Nova Scotia

Christopher Garnier appeals murder conviction in death of Catherine Campbell

Christopher Garnier has filed an appeal of his second-degree murder conviction in the death of off-duty Truro, N.S., police officer Catherine Campbell.

Garnier found guilty by a jury in December in off-duty police officer's death

Christopher Garnier is appealing his murder conviction. (CBC)

Christopher Garnier is appealing his conviction for second-degree murder in the death of off-duty Truro, N.S., police officer Catherine Campbell. 

The 30-year-old man filed an appeal earlier this week from the Central Nova Scotia Correctional Centre in Burnside, where he is being held.

Catherine Campbell, an off-duty police officer, was strangled and her body dumped in a green bin on Sept. 11, 2015. (CBC)

Garnier was found guilty by a 12-member jury in Nova Scotia Supreme Court on Dec. 21. The jury deliberated for less than five hours before coming back with a guilty verdict. Garnier was also found guilty of improperly interfering with Campbell's body. 

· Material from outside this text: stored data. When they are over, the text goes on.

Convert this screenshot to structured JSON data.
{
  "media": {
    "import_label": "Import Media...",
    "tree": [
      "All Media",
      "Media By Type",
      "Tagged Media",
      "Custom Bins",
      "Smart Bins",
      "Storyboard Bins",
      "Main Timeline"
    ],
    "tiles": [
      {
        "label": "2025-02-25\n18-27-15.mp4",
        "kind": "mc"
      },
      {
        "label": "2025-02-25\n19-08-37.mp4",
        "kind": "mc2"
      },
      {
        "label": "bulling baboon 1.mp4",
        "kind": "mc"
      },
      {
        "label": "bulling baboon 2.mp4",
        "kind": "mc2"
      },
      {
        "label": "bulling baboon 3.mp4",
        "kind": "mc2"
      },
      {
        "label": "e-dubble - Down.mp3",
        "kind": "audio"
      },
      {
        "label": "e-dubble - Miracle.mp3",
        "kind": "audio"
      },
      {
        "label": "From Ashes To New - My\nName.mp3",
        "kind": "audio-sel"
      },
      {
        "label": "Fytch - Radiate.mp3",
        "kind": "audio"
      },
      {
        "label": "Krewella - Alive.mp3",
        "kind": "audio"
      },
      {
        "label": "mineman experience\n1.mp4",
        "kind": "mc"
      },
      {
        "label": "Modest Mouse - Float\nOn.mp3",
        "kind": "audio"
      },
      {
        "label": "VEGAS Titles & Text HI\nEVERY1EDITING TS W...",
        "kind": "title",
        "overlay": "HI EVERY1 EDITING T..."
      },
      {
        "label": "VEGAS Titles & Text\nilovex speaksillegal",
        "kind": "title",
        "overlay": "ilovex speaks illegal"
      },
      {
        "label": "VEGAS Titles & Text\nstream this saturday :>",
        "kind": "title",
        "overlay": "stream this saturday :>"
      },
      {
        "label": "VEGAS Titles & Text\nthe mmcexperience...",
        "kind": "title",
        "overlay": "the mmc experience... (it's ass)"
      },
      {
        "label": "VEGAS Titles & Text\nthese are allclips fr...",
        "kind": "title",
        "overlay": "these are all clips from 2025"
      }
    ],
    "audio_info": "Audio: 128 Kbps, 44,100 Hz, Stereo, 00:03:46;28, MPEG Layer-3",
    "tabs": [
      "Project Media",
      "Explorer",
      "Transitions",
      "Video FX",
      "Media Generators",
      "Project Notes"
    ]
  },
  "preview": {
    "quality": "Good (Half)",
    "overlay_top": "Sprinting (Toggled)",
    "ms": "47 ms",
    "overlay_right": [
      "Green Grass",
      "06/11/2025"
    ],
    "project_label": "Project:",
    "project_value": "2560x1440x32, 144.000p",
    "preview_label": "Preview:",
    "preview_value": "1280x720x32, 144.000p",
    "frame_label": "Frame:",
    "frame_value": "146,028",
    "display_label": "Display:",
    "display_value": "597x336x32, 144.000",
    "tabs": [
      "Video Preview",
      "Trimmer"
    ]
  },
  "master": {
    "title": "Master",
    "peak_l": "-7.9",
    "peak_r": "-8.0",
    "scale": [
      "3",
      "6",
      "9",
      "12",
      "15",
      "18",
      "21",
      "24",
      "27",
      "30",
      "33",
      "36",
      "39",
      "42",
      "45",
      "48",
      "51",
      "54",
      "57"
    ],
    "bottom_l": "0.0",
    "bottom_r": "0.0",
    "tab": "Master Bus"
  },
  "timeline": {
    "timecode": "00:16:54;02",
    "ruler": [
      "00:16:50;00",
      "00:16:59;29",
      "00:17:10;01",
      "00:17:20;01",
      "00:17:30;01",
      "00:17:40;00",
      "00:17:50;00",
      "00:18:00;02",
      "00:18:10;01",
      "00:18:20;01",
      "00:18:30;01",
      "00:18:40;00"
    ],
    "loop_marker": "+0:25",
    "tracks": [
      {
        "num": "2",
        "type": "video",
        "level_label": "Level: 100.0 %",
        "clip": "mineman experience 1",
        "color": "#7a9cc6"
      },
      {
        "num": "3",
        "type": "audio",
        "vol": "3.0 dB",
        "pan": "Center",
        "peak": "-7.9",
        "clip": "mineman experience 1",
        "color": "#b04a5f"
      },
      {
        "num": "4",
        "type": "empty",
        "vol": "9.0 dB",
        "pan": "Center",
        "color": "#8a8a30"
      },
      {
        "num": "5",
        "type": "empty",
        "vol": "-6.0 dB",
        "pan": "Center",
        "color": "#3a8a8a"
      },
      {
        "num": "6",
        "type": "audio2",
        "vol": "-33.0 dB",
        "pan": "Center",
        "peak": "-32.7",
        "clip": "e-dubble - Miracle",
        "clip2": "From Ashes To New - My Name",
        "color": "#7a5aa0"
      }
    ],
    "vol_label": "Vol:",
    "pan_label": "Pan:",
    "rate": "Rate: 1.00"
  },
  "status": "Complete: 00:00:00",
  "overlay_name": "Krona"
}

Her remains were found on Sept. 16, 2015, in thick brush near Halifax's Macdonald Bridge. The Crown said Garnier had punched and strangled the 36-year-old woman at a Halifax apartment five days earlier, just hours after they met for the first time at a downtown bar.

Defence lawyer Joel Pink represented Garnier during his murder trial. He is not currently representing Garnier. (CBC)

Justice Josh Arnold sentenced Garnier to life in prison and will deal with parole eligibility at a May 7 court hearing. 

A conviction for second-degree murder carries an automatic life sentence. Parole eligibility can range from 10 to 25 years.

In his notice of appeal, Garnier said his rights were violated under Section 7 of the Charter of Rights and Freedoms.

He also said Arnold was wrong to say the second statement he gave police was free and voluntary. Garnier said the judge should have allowed the jury to hear from a defence expert on interrogations, Dr. Tim Moore.

Garnier also said Arnold's final instructions to the jury were so "complicated and convoluted that no ordinary juror would be able to understand."

Garnier was represented during the trial by Halifax defence lawyers Joel Pink and Nicola Watson. Pink told CBC Thursday that he is not currently representing Garnier on his appeal, but that could change.